Closed sarahtanja closed 1 month ago
You'll definitely want to specify a thread count for FastQC!!!
Example:
fastqc ./*.fastq.gz \
--threads ${threads} \
--quiet
FastQC will use 250MB of memory (RAM) per thread. Raven has 256GB of RAM, and has 48 available threads.
You'll probably also want to use the --quiet
option, if you're running this in an interactive fashion (i.e. RStudio). If you don't use the --quiet
option, FastQC will print TONS and TONS and TONS of lines to the screen, which will effectively lockup your Rstudio instance.
And, for any subsequent software you use for any project, you'll want to see if they offer the option to specify a thread count. Most do offer this option.
Fastp offers the option, but it will only run a maximum of 16 threads.
MultiQC does not offer the option, but is ridiculously fast, since it's really only scanning for output files (it's not actually doing any sort of "real" processing).
Side note:
You can also specify an output directory for FastQC with the --outdir ${trimmed_fastqs_dir}
option. Then, you won't have to do the extra step of moving output files around, like you have in your script.
Aaaand, another side note. Since you're going through this whole process, it might be helpful to glance at a notebook post I have, doing this exact thing!
Notice during the fastp step that I trim 20bp from the 5' ends of each of the reads. You'll definitely want to do that!

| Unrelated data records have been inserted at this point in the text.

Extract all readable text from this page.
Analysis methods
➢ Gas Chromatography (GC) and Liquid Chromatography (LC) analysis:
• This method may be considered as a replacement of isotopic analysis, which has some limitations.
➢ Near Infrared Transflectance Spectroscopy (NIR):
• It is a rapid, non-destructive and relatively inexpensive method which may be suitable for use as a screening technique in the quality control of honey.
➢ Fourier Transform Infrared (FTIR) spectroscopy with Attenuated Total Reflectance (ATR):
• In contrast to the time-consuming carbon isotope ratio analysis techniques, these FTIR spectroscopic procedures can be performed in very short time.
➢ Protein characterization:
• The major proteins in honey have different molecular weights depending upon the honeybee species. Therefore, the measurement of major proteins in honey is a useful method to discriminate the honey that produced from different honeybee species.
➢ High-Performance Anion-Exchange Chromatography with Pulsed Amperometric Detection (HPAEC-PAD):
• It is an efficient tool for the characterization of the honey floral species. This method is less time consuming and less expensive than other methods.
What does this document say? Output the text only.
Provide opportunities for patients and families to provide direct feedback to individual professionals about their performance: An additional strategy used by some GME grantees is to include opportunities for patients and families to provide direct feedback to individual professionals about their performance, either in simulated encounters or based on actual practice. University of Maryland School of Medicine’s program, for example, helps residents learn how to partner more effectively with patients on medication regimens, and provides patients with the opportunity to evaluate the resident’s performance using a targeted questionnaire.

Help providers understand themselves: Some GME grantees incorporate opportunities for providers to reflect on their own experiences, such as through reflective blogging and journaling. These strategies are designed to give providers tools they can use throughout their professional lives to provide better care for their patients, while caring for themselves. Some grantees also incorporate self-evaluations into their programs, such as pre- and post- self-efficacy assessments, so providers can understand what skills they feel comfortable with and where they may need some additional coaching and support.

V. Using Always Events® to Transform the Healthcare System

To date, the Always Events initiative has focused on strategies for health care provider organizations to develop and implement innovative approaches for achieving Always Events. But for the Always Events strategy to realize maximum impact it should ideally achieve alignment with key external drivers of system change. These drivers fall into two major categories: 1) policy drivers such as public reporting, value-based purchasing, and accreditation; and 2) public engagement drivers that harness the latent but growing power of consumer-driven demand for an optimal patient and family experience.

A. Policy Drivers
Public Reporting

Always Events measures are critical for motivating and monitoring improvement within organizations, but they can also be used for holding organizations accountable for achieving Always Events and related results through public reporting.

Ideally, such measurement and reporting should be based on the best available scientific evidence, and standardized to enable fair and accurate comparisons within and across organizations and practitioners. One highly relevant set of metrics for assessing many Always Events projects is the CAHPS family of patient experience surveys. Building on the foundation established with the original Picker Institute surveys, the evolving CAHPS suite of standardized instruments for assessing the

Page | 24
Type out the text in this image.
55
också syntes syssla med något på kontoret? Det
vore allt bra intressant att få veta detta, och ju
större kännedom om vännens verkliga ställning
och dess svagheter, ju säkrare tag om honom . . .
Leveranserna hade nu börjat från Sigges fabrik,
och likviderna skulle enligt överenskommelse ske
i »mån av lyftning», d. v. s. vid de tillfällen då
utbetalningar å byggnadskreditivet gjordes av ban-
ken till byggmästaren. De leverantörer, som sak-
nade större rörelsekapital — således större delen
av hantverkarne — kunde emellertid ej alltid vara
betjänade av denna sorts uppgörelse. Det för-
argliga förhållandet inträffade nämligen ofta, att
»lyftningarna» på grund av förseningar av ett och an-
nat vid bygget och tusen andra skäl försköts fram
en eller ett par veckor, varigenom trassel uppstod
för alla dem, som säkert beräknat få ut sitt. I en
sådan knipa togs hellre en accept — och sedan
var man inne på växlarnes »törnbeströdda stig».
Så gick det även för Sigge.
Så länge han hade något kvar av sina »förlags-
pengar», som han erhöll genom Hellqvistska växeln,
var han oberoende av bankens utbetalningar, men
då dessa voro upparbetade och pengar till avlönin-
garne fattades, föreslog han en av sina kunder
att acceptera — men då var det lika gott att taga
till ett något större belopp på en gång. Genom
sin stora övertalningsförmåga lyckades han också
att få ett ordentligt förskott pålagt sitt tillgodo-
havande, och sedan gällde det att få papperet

Also, if you don't want to deal with the conda environment stuff, we have all of these programs already installed on Raven...
Check /home/shared
for most programs.
Conda (Mamba) installs are here: /home/sam/programs/mambaforge/bin/
Thank you for the link to your notebook post! I switched to using bash variables in R code chunks instead of running in a conda evironment and was able to run the code faster and get expected outputs!
I'm working in Raven within a conda environment to execute commands from FastQC, MulitQC, & Fastp for QAQC of RNA-seq data for 63 paired-end samples. This means I've got 123 fastq.gz files (each is ~1.5GB). It took ~7+hrs to run
fastqc ./*.fastq.gz
yesterday to generate fastqc.html reports for each fastq.gz file. Link to full script hereIs this normal for the number & size of files?
I'll need to continue working with this dataset, but hopefully faster...
Any tips on how I can run commands with this many files faster? (Will Mox/Klone UW HPC speed this up?)